Its characteristics are as follows: 1. The transaction objects of non-monetary asset exchanges are mainly non-monetary assets; (The items listed on the balance sheet that are non-monetary assets usually include: inventories (raw materials, packaging, low-value consumables, inventory goods, entrusted processing materials, entrusted sales of goods, etc.), long-term equity investment, investment real estate, fixed assets, construction in progress, engineering materials, intangible assets, etc.)

? 2. Non-monetary asset exchange is the act of exchanging non-monetary assets;

? 3. Non-monetary asset exchange generally does not involve monetary assets, but sometimes it may involve a small amount Monetary assets. (The proportion of the monetary assets paid to the fair value of the assets exchanged (or the sum of the fair value of the assets exchanged and the monetary assets paid), or the monetary assets received to the fair value of the assets exchanged (or the proportion of the fair value of the assets exchanged in) If the ratio of the sum of the asset's fair value and the monetary assets received) is less than 25, it is regarded as a non-monetary asset exchange; if it is higher than 25 (including 25), it is regarded as a monetary asset exchange)
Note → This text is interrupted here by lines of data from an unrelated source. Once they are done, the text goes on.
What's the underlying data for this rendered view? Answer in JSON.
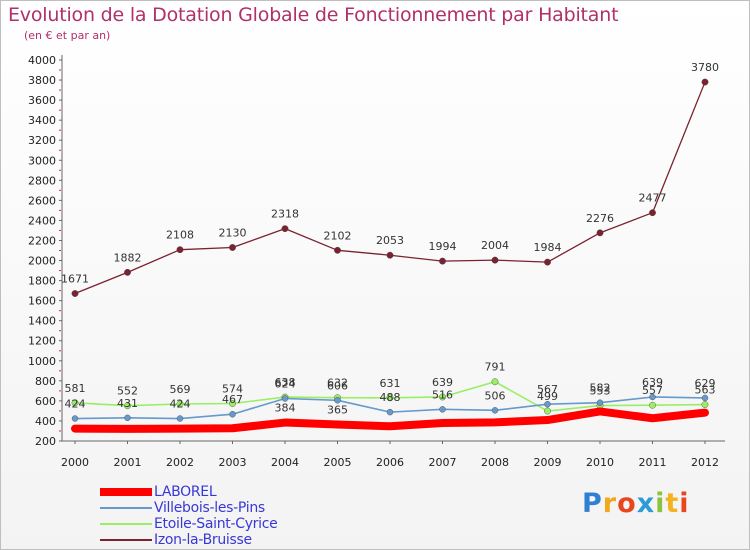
{
  "title": "Evolution de la Dotation Globale de Fonctionnement par Habitant",
  "subtitle": "(en € et par an)",
  "chart_data": {
    "type": "line",
    "x": [
      "2000",
      "2001",
      "2002",
      "2003",
      "2004",
      "2005",
      "2006",
      "2007",
      "2008",
      "2009",
      "2010",
      "2011",
      "2012"
    ],
    "ylim": [
      200,
      4000
    ],
    "yticks": [
      200,
      400,
      600,
      800,
      1000,
      1200,
      1400,
      1600,
      1800,
      2000,
      2200,
      2400,
      2600,
      2800,
      3000,
      3200,
      3400,
      3600,
      3800,
      4000
    ],
    "grid": false,
    "legend_position": "bottom-left",
    "series": [
      {
        "name": "LABOREL",
        "color": "#ff0000",
        "values": [
          324,
          321,
          324,
          327,
          384,
          365,
          347,
          380,
          386,
          409,
          495,
          427,
          483
        ],
        "labels": [
          "",
          "",
          "",
          "",
          "384",
          "365",
          "",
          "",
          "",
          "",
          "",
          "",
          ""
        ]
      },
      {
        "name": "Villebois-les-Pins",
        "color": "#6699cc",
        "values": [
          424,
          431,
          424,
          467,
          624,
          606,
          488,
          516,
          506,
          567,
          582,
          639,
          629
        ],
        "labels": [
          "424",
          "431",
          "424",
          "467",
          "624",
          "606",
          "488",
          "516",
          "506",
          "567",
          "582",
          "639",
          "629"
        ]
      },
      {
        "name": "Etoile-Saint-Cyrice",
        "color": "#99ee66",
        "values": [
          581,
          552,
          569,
          574,
          638,
          632,
          631,
          639,
          791,
          499,
          553,
          557,
          563
        ],
        "labels": [
          "581",
          "552",
          "569",
          "574",
          "638",
          "632",
          "631",
          "639",
          "791",
          "499",
          "553",
          "557",
          "563"
        ]
      },
      {
        "name": "Izon-la-Bruisse",
        "color": "#7a2230",
        "values": [
          1671,
          1882,
          2108,
          2130,
          2318,
          2102,
          2053,
          1994,
          2004,
          1984,
          2276,
          2477,
          3780
        ],
        "labels": [
          "1671",
          "1882",
          "2108",
          "2130",
          "2318",
          "2102",
          "2053",
          "1994",
          "2004",
          "1984",
          "2276",
          "2477",
          "3780"
        ]
      }
    ]
  },
  "logo": {
    "chars": [
      "P",
      "r",
      "o",
      "x",
      "i",
      "t",
      "i"
    ],
    "colors": [
      "#2f7fd4",
      "#f2a81d",
      "#e8461e",
      "#2f9ad8",
      "#8ac43f",
      "#f4b21f",
      "#e8461e"
    ]
  }
}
Supplementary note: There is ambiguity in academic circles as to whether prepaid accounts are non-monetary assets, but most of them tend to be non-monetary assets, such as "Intermediate Financial Accounting" edited by Ge Jiashu, and "Easy Pass" edited by Zhang Zhifeng 1. Accounting" etc. The reason why prepaid accounts are considered to be non-monetary assets is as follows: "Prepaid accounts are the payment made by the enterprise to the raw material supplier. It will pass through the enterprise's prepaid accounts, raw materials, products in progress, finished goods, etc., and finally through the processes of production. products are compensated, so prepaid accounts, like inventory, are non-monetary assets of the enterprise"

Example:

For Company A, among the following transactions , what should be recognized as non-monetary asset exchange for accounting treatment is (?).

? A. Company A exchanges a batch of finished products for a car from Company B

?B. Company A exchanges its 20% stake in Company C (which has significant influence) for a car from Company B A batch of raw materials

?C. Company A exchanged a bank acceptance bill of 22 million yuan receivable from Company D for an office building of Company B

?D. Company A exchanged a bank acceptance bill of 22 million yuan receivable from Company D The patent rights are exchanged for a non-patented technology of Company B, and the premium is collected in bank deposits. The premium received accounts for 30% of the fair value of the patent rights exchanged

Answer B

Analysis options A. If an enterprise exchanges inventory for fixed assets, intangible assets, etc. of other enterprises, the enterprise that exchanges the inventory shall apply the provisions of "Accounting Standards for Business Enterprises No. 14 - Revenue" for accounting treatment. Option C, the bank acceptance bill is an asset exchanged for monetary assets; Option D, the assets exchanged are all non-monetary assets, but the premium ratio involved exceeds 25.